As he sat down at a table in the glittering salle-à-manger, what was his great surprise and even greater delight, to see seated opposite, just slowly finishing his dessert – a small bowl of sherbet – habited in a perfectly-fitting frock coat with a red carnation in the lapel, the urbane and accomplished prince of the tribe of Al-Yam. Having exchanged mutual expressions of pleasure at this unexpected encounter, Mr. Middleton, overjoyed and elated at the successes of the day, began to pour into the ears of the prince a relation of the events that had resulted from the gift of the treatise of the learned hakim of Madras, which is in India. He told everything from the beginning to the end.

“In the morning,” he said in conclusion, “I take Mr. Brockelsby home in a cab and get the two hundred dollars.”

“Alas, alas!” said Achmed mournfully, his great liquid brown eyes resting sorrowfully upon Mr. Middleton. “What a corrupting effect the haste to get rich has upon American youth. My friend, it cannot be that you intend to take the two hundred dollars?”

“But I find old Brock, don’t I?’

“That is precisely what you do not do. You know where he is. You put him there. How can you say you found him?”

“All right, I won’t do it,” said Mr. Middleton, abashed at Achmed’s reproof, a reproof his conscience told him was eminently deserved.
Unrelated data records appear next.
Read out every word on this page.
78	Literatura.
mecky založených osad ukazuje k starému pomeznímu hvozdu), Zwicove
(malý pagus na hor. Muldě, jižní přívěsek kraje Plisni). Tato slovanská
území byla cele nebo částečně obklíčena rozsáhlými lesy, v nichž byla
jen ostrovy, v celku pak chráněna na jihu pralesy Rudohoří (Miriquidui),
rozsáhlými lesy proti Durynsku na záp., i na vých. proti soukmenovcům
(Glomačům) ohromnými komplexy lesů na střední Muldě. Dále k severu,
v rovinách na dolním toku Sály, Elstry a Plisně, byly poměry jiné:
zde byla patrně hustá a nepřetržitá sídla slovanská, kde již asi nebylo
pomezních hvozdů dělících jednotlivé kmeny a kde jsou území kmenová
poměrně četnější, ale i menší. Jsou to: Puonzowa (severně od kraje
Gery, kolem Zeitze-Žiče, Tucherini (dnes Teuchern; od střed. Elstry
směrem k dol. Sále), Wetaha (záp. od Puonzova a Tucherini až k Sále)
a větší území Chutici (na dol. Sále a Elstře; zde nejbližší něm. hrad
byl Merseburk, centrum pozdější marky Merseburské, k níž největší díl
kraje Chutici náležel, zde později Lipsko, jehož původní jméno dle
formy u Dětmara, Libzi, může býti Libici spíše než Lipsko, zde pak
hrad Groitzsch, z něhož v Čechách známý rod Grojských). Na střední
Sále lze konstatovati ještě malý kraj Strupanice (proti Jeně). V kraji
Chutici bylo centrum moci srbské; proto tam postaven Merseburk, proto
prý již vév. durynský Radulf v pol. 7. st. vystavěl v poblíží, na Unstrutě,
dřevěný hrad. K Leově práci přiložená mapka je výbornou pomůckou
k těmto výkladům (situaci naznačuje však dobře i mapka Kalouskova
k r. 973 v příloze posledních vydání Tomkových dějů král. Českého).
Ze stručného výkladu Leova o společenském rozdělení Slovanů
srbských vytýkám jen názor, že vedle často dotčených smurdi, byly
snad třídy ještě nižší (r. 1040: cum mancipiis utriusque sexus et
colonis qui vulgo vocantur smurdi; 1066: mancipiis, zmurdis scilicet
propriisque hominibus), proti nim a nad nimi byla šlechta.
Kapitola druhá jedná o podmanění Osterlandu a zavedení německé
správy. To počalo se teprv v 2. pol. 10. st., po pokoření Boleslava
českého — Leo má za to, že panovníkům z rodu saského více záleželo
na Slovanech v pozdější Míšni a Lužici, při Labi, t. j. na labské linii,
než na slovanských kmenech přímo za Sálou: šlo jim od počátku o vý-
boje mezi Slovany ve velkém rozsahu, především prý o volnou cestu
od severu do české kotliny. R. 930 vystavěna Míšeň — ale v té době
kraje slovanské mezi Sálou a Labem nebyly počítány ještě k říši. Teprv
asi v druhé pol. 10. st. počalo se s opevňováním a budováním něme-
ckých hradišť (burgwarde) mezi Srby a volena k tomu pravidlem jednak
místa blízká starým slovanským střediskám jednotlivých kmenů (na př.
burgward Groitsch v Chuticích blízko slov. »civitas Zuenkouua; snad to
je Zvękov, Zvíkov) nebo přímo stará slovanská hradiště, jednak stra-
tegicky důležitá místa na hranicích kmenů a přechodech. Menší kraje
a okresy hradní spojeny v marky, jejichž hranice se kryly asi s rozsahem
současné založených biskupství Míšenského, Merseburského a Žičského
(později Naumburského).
“I thank Allah,” said the prince, “that I am an Arab and not an American. The fortunes of my line, its glories, were not won in the vulgar pursuits of trade, in the chicanery of business, in the shady paths of speculation, in the questionable manipulation of stocks and bonds. It was not thus that the ancient houses of the nobility of Europe and the Orient built up their honorable fortunes. Never did the men of my house parley with their consciences, never did they strike a truce with their knightly instincts in order to gain gold. Ah, no, no,” mused the prince, looking pensively up at the gaily decorated ceiling as he reflected upon the glories of his line; “it was in the noble profession of arms, the illustrious practice of warfare that we won our honorable possessions. At the sacking of Medina, the third prince of our house gained a goodly treasure of gold and precious stones, and founded our fortune. In warfare with the Wahabees, we acquired countless herds and the territories for them to roam upon. By descents across the Red Sea into the realms of the Abyssinians, we took hundreds of slaves. From the Dey of Aden we acquired one hundred thousand sequins as the price of peace. In the sacking of the cities of Hedjaz and Yemen and even the dominions of Oman, did we gallantly gain in the perilous and honorable pursuit of war further store of treasure. Ah, those were brave days, those days of old, those knightly days of old! Faugh, I am out of tune with this vile commercial country and this vile commercial age.”